People keep saying this, and meanwhile, AI keeps getting better, because, surprise surprise, (A) the data sources that get weighted the heaviest are those with the highest quality-filters**, (B) trainers impose their own filters, (C) preexisting datasets continue to exist and can be used at will, and (D) it's entirely a myth that synthetic data is harmful; some degree (indeed, increasing degrees) of synthetic data are quite useful, so long as some fresh data continues to enter the system.
Re, D: put a group of scientists from around the world on a well-stocked desert island to debate an issue of interest for a month. Do you think they'll come out dumber? No, of course not. Synthesis, bouncing ideas off each other and learning from that, is absolutely a way to learn, to draw new conclusions from preexisting knowledge. You may know "Blue whales are mammals", and "mammals make milk", and through synthesis deduce "blue whales make milk". Etc.
Now, if you put said scientists on a desert island for millennia (let's pretend they're immortal, and ignore the other issues with the analogy), with writing things down being forbidden, and no new sources of information: yes, there will be loss of information over time, eventually offsetting what they gain from synthesis. Their minds will still be coherent, but facts will slowly leak out of the system.
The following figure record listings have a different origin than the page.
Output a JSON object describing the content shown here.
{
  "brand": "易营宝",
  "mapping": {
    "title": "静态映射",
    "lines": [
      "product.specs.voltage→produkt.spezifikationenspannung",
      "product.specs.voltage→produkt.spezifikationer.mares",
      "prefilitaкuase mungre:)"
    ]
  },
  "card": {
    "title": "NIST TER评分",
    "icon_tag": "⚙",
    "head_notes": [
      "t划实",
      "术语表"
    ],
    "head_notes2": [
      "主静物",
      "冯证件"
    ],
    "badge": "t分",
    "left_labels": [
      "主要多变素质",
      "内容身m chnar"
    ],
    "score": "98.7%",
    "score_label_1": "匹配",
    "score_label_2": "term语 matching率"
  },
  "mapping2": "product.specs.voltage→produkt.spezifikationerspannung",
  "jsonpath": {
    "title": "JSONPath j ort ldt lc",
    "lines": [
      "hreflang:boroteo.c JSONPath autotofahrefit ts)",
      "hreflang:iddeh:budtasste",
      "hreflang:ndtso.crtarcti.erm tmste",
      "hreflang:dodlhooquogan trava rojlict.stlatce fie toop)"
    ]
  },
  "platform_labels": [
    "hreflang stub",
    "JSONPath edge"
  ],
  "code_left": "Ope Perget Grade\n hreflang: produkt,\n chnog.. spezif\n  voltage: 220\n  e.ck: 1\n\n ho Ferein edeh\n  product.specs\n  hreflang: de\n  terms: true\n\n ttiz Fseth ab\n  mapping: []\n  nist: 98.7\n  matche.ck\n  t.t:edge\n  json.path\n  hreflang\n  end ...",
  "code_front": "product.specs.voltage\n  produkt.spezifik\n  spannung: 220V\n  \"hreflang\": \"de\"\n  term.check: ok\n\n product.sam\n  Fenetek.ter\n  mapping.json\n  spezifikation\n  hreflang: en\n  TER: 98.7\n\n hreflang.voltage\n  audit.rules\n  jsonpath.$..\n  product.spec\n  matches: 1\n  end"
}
New information input into the system is also important.
Re: **(A), much of the internet is in effect filtered. Look for example at this website, which isn't at all remarkable. Yes, sometimes spam bots make it in in the comments, but they eventually get kicked out. Even when they get in, they get modded down. Article submissions are also moderated by editors. Now, an AI might do such a good job with its comments or submissions that it doesn't get noticed, but if so, so what? If it's doing as good or better than humans - and it's disadvantaged, by probably coming from a limited subset of IPs, maybe having a recognizable personality, etc - then GREAT, sounds like good training data.
Maybe I'm an AI right now that's been given old hacked Slashdot users' accounts as part of a botnet, tasked to try to mimic their past personalities while trying to convince other users to support AI development. And maybe I'm mentioning this fact to try to throw you off the mark so that you don't think it's true.